Except for file sharing, which can obviously be larger, but also doesn't use Base64 in XMPP either.

@pixelschubsi @orman yeah so based on messages I have received in my friend group chat, they all tend to be all at least 1kB big

@pixelschubsi @orman even then, larger frame sizes still have larger changes of being corrupted or dropped

@charlotte @orman 1KB content or incl. overhead? My Mastodon instance is literally limiting the messages here to 500 chars which, if I don't pack it with emojis, will be less than 1KB raw content as well. And most of my IM messages are shorter than my toots.

Of course you can always have longer texts as well, but I still doubt that for IM, network issues happen while you fetch a single message, except for absurdly inefficient data formats (and +33% Base64 doesn't count as such)

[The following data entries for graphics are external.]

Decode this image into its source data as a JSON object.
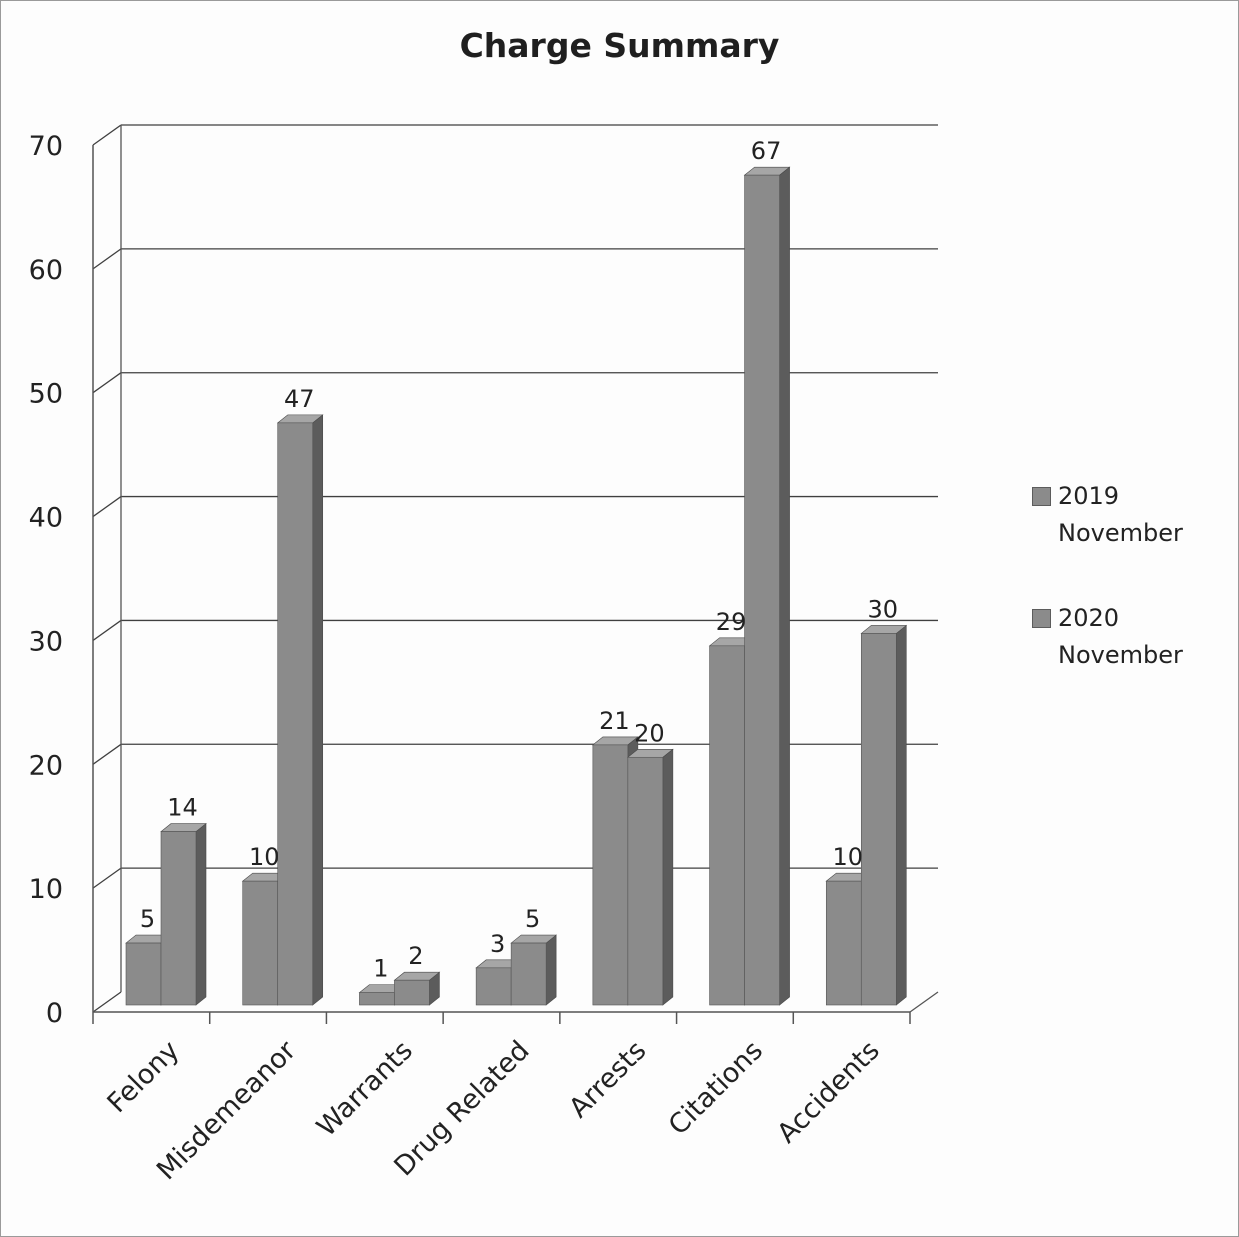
{
  "colors": {
    "bar_front": "#8b8b8b",
    "bar_side": "#5c5c5c",
    "bar_top": "#a6a6a6",
    "gridline": "#404040",
    "axis": "#555555",
    "text": "#222222"
  },
  "chart_data": {
    "type": "bar",
    "title": "Charge Summary",
    "xlabel": "",
    "ylabel": "",
    "ylim": [
      0,
      70
    ],
    "yticks": [
      0,
      10,
      20,
      30,
      40,
      50,
      60,
      70
    ],
    "grid": true,
    "legend_position": "right",
    "categories": [
      "Felony",
      "Misdemeanor",
      "Warrants",
      "Drug Related",
      "Arrests",
      "Citations",
      "Accidents"
    ],
    "series": [
      {
        "name": "2019 November",
        "legend_lines": [
          "2019",
          "November"
        ],
        "values": [
          5,
          10,
          1,
          3,
          21,
          29,
          10
        ]
      },
      {
        "name": "2020 November",
        "legend_lines": [
          "2020",
          "November"
        ],
        "values": [
          14,
          47,
          2,
          5,
          20,
          67,
          30
        ]
      }
    ]
  }
}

@charlotte @orman technically true, but for most wireless links you're in waiting most of the time so it's just statistically very unlikely to lose connectivity within the transfer of the frame no matter its size.

@pixelschubsi @orman “lose connection” is not the same as “losing packets” or “corruption”, which do not imply the former

@charlotte @orman yes, but if you remain connected, losing a frame or a frame being corrupted usually only means you'll get it a few ms later, which realistically doesn't matter. Only if you lose connectivity (no matter if the last frame was transferred correctly or failed) you'll have to reconnect and then you may have packet loss in the upper layers which will cause further delays.

@charlotte @orman I'm not saying better encoding would be bad, I just say that in practice, it's probably a non-issue. And in practice, people have probably put well more thought about running XMPP on constrained networks than they have for Signal, see for example https://www.isode.com/whitepaper/operating-xmpp-over-hf-radio-and-constrained-networks/

@charlotte @orman Oh, and Signal and most other messengers are also using XMPP for most users, because Apple's and Google's push notification systems are based on XMPP as well. While they might not push the content itself through the push notification (and so it's not Base64 encoded) the overhead of then connecting to the server to fetch the message in a separate connection is probably more significant than 33%.

@charlotte @orman Now you make me wonder how much of this is encryption overhead and how much of that encryption overhead could be saved by using MLS.

@charlotte @orman 1KB - 33% base64 - 64 bytes encryption = ~600 bytes, would mean you didn't send a single message with less than 600 byte payload in your group?

@charlotte Nice to know, Charlotte!

@charlotte @mook Dino already has it implemented apparently. I haven’t been able to find any other clients that do though

@pixelschubsi @charlotte Oh is *that* why I end up getting toast for messages that then fail to actually load within the app?